Die dreifache Basis des Erfolgs

Zum Jahresabschluss gibt sich sogar der Dax versöhnlich, die Arbeitslosenstatistik war es die ganze Zeit schon.

Als ob die deutsche Wirtschaft gepanzert wäre, so prallt der beispiellose Wachstumseinbruch um über fünf Prozent an ihr ab. Die Vermögenden haben verloren, aber das produktive Kapital ist weitgehend intakt geblieben. Die Stammbelegschaften sind dank Kurzarbeit alle noch da und warten darauf, wieder in die Hände spucken zu können. Sicher, es wird noch manches Gemetzel geben, regional und in einzelnen Branchen. Außerdem ist klar, dass die Arbeitslosigkeit 2010 deutlicher steigen wird. Aber insgesamt gesehen ist die deutsche Wirtschaft viel robuster als gedacht.

Wenn Politik und Gesellschaft aus dieser Erfahrung die richtigen Lehren ziehen, kann Deutschland tatsächlich stärker aus der Krise herauskommen, als es in sie hineingegangen ist. Erstens: Die industrielle Basis sollte niemals zugunsten anderer Orientierungen gefährdet oder gar aufgegeben werden. Und es wäre ein Fehler, irgendeine Industrie zu früh für tot zu erklären. Wo wären wir jetzt, wenn unser Wohlstand von der sogenannten Finanzindustrie abhinge wie in England? Oder wenn wir die Produktion so heruntergefahren hätten wie die USA, die fast alles auf Pump kaufen müssen?

Innovation, Qualität, Kundenorientierung, das sind die drei Eigenschaften, auf denen die deutschen Erfolge basieren. Die mittelständische Industrie und die Sozialpartnerschaft sind die adäquate, flexible Organisationsform dafür.

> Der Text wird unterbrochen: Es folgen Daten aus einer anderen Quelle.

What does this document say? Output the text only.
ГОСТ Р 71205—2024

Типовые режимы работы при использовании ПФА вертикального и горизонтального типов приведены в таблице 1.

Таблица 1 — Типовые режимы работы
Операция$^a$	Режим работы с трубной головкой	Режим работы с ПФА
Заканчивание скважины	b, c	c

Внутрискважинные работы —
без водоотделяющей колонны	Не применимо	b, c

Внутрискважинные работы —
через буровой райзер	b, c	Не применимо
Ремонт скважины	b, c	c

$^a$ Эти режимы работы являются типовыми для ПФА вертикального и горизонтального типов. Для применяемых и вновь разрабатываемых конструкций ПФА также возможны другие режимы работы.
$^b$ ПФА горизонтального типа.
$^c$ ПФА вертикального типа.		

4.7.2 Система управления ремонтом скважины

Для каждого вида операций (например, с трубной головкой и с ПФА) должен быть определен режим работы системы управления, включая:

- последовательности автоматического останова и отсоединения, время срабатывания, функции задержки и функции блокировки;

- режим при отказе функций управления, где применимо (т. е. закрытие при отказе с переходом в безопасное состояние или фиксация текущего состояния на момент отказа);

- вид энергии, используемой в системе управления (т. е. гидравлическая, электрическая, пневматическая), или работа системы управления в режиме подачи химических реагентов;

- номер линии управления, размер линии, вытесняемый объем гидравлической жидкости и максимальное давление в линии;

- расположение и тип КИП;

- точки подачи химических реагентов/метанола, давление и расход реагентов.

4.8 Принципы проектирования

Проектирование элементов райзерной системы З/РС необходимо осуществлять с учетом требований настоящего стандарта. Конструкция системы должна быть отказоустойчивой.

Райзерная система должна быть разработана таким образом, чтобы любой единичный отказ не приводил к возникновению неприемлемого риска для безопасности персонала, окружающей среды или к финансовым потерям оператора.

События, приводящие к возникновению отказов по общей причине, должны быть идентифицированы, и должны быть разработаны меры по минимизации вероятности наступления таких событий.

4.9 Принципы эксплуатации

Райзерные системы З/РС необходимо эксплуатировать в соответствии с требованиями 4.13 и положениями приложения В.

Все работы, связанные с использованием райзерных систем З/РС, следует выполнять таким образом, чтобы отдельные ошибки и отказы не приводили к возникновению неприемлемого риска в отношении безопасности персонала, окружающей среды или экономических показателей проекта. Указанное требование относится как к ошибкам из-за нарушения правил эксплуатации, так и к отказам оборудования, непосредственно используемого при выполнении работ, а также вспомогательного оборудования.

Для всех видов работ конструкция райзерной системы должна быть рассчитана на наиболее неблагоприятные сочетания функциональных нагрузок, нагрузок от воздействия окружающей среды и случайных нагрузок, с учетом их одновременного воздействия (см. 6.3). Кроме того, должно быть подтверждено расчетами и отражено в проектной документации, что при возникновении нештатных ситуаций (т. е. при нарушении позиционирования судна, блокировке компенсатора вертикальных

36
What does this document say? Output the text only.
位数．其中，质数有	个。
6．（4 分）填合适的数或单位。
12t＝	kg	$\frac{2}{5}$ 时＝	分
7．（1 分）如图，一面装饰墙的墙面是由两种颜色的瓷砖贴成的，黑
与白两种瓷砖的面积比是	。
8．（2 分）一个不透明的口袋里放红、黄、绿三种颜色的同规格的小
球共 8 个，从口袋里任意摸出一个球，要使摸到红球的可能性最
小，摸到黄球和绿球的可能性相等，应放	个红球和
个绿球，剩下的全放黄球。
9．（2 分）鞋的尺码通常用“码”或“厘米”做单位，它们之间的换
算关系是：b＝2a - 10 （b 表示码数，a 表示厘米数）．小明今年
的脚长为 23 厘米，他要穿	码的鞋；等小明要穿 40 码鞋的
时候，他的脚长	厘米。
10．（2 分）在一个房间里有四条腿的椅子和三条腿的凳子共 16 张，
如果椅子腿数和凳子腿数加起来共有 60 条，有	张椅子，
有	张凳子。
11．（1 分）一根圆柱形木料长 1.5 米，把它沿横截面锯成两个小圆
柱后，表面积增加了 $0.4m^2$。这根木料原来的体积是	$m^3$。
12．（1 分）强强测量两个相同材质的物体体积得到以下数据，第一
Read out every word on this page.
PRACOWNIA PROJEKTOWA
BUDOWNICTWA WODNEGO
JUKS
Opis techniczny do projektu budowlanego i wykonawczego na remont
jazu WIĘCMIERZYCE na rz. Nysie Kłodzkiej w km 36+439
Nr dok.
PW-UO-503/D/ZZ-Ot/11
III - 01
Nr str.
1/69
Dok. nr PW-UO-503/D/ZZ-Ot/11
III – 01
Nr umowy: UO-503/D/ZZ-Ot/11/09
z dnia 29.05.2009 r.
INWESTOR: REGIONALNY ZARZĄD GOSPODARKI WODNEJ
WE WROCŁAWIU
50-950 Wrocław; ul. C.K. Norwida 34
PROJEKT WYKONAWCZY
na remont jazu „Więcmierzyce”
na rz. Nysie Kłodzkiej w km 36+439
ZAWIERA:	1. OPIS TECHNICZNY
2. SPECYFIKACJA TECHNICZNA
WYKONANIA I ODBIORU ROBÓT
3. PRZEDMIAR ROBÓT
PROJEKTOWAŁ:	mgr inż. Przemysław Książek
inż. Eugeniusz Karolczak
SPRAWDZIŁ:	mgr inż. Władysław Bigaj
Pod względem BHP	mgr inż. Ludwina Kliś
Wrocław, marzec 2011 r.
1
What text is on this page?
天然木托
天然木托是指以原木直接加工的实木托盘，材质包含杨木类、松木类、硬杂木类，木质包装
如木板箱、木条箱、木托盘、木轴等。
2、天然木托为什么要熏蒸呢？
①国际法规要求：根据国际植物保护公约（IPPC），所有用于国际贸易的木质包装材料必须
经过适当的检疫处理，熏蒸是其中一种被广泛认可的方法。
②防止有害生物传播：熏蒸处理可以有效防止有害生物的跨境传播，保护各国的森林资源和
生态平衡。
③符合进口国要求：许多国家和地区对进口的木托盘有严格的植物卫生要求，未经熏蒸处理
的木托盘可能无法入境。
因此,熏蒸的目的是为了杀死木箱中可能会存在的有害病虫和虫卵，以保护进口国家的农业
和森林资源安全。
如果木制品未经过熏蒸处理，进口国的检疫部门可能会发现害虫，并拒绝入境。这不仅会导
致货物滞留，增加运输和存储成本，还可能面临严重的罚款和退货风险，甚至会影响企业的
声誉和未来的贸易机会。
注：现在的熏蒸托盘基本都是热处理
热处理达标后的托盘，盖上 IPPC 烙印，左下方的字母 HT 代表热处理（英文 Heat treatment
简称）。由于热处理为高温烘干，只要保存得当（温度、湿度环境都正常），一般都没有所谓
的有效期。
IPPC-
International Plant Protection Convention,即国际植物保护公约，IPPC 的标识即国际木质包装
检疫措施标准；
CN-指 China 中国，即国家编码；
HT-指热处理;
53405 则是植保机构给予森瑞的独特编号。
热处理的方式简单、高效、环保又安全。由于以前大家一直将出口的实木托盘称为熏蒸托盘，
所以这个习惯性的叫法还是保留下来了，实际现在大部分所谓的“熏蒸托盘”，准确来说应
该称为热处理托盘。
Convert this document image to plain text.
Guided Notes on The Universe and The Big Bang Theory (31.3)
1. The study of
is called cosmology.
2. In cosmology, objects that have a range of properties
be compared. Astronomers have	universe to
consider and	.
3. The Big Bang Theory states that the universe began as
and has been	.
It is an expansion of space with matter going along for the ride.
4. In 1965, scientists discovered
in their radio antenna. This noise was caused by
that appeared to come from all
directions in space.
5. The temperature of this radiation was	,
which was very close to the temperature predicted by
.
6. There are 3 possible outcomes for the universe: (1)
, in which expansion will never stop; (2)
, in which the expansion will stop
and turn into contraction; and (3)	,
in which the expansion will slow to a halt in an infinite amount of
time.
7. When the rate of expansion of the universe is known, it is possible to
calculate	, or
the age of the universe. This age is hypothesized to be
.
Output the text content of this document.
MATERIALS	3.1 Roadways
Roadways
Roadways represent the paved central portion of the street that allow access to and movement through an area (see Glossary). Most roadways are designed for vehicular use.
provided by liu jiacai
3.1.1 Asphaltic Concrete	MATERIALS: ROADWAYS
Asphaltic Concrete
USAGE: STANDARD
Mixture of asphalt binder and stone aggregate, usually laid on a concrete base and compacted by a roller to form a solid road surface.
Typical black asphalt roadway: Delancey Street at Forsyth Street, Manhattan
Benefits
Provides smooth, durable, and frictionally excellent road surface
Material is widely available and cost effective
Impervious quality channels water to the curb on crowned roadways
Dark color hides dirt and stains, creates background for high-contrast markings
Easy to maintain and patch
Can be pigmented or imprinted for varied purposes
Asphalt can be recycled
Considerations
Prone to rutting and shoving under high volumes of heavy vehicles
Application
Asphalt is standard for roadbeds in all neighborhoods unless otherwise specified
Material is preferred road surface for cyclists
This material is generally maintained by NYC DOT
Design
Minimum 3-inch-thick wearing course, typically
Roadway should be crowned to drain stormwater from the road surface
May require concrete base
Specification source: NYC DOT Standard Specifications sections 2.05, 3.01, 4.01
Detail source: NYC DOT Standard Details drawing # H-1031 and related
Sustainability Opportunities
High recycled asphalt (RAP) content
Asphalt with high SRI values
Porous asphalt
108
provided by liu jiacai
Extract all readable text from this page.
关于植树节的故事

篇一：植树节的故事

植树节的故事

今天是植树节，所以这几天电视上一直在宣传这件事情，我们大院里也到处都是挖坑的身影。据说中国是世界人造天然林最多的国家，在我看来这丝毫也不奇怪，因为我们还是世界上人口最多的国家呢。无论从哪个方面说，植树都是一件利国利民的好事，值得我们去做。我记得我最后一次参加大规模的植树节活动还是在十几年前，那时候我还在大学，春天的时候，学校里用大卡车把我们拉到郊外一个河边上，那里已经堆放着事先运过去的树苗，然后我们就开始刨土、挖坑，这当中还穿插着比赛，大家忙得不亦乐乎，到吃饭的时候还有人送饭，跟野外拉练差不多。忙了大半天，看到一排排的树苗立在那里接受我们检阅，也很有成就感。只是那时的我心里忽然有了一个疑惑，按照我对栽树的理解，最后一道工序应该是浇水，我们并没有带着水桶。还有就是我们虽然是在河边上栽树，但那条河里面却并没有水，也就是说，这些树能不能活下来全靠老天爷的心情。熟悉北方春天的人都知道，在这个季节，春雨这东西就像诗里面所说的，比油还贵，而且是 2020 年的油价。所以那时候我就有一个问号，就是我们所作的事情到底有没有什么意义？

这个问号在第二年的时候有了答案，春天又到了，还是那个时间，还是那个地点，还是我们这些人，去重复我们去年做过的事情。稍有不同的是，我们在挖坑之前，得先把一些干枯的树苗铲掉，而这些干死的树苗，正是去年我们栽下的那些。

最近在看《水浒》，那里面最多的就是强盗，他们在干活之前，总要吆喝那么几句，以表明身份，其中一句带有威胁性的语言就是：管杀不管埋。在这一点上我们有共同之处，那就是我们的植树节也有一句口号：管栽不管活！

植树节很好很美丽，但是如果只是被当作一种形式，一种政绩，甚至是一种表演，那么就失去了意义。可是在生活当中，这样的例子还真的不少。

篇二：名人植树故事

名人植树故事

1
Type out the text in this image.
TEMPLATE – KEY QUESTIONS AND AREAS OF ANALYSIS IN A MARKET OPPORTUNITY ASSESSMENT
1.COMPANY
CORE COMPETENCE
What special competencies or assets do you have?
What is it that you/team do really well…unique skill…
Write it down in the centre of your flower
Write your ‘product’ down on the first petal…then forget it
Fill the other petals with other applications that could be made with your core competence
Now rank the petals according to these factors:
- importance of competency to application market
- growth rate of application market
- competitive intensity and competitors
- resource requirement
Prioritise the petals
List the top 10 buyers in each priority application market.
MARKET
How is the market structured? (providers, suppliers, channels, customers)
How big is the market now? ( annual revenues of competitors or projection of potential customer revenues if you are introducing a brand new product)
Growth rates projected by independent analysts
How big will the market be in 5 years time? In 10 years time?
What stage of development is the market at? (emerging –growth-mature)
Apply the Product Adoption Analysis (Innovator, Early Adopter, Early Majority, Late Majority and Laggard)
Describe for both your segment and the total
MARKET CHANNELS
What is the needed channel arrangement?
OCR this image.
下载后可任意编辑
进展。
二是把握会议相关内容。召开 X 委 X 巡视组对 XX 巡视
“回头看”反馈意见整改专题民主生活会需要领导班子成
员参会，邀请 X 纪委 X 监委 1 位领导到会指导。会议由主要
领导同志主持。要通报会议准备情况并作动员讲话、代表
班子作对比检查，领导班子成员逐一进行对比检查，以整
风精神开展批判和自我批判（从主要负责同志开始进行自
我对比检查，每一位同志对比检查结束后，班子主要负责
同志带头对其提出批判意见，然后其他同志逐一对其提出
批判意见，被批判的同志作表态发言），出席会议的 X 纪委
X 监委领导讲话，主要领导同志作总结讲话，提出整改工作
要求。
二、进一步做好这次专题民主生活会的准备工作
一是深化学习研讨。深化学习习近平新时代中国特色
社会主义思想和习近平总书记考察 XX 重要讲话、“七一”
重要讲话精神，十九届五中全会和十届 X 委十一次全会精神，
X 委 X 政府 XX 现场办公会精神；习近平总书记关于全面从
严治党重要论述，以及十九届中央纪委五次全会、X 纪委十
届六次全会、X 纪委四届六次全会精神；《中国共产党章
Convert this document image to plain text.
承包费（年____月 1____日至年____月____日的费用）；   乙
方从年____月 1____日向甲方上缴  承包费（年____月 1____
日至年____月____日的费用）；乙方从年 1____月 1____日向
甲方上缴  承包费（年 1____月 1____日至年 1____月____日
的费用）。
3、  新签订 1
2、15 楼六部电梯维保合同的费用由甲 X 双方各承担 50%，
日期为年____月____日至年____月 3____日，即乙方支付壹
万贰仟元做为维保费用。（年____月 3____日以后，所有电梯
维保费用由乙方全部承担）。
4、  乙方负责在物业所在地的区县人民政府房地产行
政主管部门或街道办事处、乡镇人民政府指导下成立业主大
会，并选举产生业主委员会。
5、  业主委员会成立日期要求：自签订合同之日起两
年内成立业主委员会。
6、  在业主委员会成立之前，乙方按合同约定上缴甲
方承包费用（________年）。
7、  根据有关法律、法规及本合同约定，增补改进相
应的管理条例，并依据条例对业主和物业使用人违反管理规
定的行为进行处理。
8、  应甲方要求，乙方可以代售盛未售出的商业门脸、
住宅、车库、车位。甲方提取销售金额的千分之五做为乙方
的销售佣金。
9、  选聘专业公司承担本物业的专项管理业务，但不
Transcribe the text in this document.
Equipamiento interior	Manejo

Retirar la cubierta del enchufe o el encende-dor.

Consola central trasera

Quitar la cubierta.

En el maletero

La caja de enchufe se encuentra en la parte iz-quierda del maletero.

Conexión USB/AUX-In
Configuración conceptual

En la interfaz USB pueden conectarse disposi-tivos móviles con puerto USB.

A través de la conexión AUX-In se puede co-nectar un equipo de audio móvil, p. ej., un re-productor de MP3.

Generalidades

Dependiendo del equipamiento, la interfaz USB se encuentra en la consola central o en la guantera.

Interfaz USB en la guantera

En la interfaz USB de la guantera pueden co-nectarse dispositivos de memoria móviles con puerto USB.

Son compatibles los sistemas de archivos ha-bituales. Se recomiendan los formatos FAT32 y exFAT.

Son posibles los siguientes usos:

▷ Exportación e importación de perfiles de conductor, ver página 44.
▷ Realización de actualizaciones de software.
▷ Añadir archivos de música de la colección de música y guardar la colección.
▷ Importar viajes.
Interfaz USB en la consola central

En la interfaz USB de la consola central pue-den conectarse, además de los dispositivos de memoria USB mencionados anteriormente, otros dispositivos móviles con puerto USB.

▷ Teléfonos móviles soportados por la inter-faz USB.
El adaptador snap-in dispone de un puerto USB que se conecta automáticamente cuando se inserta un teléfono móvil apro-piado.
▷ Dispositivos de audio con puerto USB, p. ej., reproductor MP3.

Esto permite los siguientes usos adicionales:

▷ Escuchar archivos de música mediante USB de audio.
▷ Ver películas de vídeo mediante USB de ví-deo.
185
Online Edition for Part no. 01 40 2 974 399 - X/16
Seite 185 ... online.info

Zweitens: Die Exportabhängigkeit Deutschlands ist kein wirkliches Problem. Denn zu 70 Prozent gehen die deutschen Exporte in die europäischen Nachbarländer, zu 51 Prozent in die alte EU-15. Also in einen Raum, dessen Stabilität Deutschland selbst mit beeinflussen kann. Freilich, der große deutsche Handelsbilanzüberschuss auch innerhalb Europas zeigt, dass der Binnenkonsum hierzulande viel zu schwach ist. Zum Teil ist die deutsche Vormachtstellung mit Lohnzurückhaltung erkauft worden. Das muss in den nächsten Jahren behutsam korrigiert werden. Union, FDP und SPD sollten ihren Streit begraben: Eigentlich müssten jetzt sowohl kräftigere Lohnzuwächse als auch Entlastungen der kleinen und mittleren Einkommen von Steuern und Abgaben auf der Tagesordnung stehen. Allerdings sind für Steuersenkungen die Spielräume gering. Denn, und das ist die dritte Erkenntnis, es muss dringend mehr Geld in die Bildung investiert werden. Vielleicht muss an anderer Stelle mehr gespart werden, bei Subventionen zum Beispiel. Wissen jedenfalls ist die Substanz der wirtschaftlichen Erfolge und diese Substanz wird immer mehr aufgezehrt. Zumal die Konkurrenz nicht schläft, wie Indien und China beweisen.